俺の記憶にあるアイセンの言動や、宮殿内でこっそり聞いた言い争いが、ようやく繋がっていく。そういうことか。
官長はワントーン低い声で、静かに言い募る。
「家の血を繋ぐ使命のある私には、大問題だ。家柄の釣り合う令嬢と結婚し、子を成し、宮殿での仕事をつつがなくこなすことこそ、私の生まれた意味だと思っていたのに。
……それがどうだ、私の運命の相手が男だと? しかも、私とは到底釣り合うことのなさそうな、ただの同僚だ」
そうだ、この人いい家柄のエリートなんだった。家のこともあるだろうし、お育ち的にもキレイな未来を思い描いていたなら、承服しかねる神託だったろう。
ようやく官長の抱く不満と嫌悪感の正体を知って、俺は言った。
「それなら、アイセンさんとよく話し合えばよかったのに。家のことがあるから、アイセンさんとは一緒になれないって……」
「8年だぞ!」
吐き捨てた官長は、顔を歪めて続けた。
「自分から諦めるかと思って待ってやっていたのに、8年も待ち続けたあの馬鹿に、今さら何を話せと言うんだ?! おまえの8年は無駄だったんだ、いい加減諦めろと、あの目を見ながら言えるとでも?!」
血を吐くように叫んだ後も、官長は唇をわなつかせていた。なぜか、泣きそうだ、と思った。

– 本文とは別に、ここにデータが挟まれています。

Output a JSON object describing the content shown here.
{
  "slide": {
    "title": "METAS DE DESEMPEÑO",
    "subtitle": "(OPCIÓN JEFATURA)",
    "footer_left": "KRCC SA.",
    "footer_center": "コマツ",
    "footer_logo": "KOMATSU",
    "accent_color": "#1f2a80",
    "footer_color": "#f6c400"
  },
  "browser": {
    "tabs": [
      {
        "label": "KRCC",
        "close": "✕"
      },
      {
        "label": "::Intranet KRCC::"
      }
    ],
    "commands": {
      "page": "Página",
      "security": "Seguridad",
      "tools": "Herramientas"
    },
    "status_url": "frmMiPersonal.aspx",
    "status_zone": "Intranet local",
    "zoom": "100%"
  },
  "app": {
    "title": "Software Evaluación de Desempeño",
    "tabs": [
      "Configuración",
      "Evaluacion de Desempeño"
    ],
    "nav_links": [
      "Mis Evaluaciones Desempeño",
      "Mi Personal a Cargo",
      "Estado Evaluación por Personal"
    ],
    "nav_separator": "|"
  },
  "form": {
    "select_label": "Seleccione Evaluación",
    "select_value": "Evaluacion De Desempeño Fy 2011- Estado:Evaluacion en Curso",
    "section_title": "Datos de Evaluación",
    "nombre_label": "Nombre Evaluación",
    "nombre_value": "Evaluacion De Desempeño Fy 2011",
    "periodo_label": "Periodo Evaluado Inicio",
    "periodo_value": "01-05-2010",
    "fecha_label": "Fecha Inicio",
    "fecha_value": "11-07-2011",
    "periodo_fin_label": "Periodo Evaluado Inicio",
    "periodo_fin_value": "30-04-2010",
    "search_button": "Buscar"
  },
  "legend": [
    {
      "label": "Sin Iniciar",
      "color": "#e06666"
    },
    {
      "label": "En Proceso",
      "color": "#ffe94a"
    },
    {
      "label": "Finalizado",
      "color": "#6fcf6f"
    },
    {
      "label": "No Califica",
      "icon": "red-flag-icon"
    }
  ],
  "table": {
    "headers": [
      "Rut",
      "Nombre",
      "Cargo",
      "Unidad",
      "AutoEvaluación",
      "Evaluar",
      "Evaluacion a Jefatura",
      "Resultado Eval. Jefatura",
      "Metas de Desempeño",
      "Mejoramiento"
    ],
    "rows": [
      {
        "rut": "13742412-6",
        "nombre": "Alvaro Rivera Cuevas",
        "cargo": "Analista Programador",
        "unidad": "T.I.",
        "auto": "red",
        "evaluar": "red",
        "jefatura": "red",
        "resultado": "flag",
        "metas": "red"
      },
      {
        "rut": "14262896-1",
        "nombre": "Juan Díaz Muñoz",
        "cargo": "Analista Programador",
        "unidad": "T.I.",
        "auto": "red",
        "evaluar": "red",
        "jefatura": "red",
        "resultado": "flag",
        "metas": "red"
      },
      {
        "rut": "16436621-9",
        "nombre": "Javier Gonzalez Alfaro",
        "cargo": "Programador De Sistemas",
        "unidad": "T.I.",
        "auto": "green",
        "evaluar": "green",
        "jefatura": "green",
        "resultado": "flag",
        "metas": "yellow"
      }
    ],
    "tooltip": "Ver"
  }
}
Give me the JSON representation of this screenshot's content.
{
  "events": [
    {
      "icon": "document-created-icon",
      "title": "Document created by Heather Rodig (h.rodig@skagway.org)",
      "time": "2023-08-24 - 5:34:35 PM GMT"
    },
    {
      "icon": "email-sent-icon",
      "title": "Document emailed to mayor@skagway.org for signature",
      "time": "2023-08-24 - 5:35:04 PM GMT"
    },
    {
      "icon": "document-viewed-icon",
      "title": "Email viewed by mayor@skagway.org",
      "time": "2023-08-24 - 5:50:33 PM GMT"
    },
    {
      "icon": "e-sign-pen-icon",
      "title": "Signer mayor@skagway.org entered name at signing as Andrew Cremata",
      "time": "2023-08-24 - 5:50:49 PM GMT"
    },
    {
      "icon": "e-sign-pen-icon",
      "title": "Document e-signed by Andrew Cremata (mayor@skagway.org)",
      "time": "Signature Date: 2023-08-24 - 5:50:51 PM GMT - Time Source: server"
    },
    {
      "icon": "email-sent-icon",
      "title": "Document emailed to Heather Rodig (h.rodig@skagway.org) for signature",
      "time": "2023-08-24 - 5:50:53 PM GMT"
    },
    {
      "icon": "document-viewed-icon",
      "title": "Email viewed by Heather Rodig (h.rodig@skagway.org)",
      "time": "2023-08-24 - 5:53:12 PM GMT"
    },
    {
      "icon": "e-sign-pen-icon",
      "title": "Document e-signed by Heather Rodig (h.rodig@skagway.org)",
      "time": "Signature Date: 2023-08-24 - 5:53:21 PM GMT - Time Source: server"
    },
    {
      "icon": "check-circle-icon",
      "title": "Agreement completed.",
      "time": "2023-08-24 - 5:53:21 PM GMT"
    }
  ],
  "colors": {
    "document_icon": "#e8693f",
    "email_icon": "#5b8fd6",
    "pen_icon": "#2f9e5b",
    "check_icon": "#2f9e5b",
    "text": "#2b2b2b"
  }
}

ああ、この人。アイセンを真正面から拒絶する勇気がないんだな。
大好きですよと、いつぞや口にしたアイセンを思い出す。
俺だって、結局ハルキとは何もなかったのに、ハルキのことを想ってしまった。女神に言われて、意識してしまうことだってある。
始まりはどんな形でも、気持ちは自分のものなんだ。
俺の同情じみた空気が伝わってしまったのか、官長は忌々しげに舌打ちした。
「……冥土の土産を持たせすぎたな」
「いや、全然いいよ。もっと持たせて。好きなだけ」
官長の話に集中しすぎてしまった。脱出の糸口はつかめないままだ。ぜひもっと喋って、俺に考える時間をちょうだい。
「テセル」
「うわ、待って待って! 嫌だ、俺まだ死にたくないよ!」
呼ばれたテセルは近付いてきて、俺の両足を押さえつけるかのようにのしかかってきた。
何か手慣れてません? 前にも何人か口封じしたとか言わないよね?
俺が騒ぐのを聞いた官長は、腕組みして俺を見た。
「そうか、死にたくないか。1つ条件をのむなら、生かしておいてやってもいい」
わずかに灯った希望に喉を鳴らした途端、官長は無慈悲に笑った。
「私たちの共犯となって、ここで女神を破壊したことを黙っていれば」
提示された条件を、俺は口の端を持ち上げてはねのけた。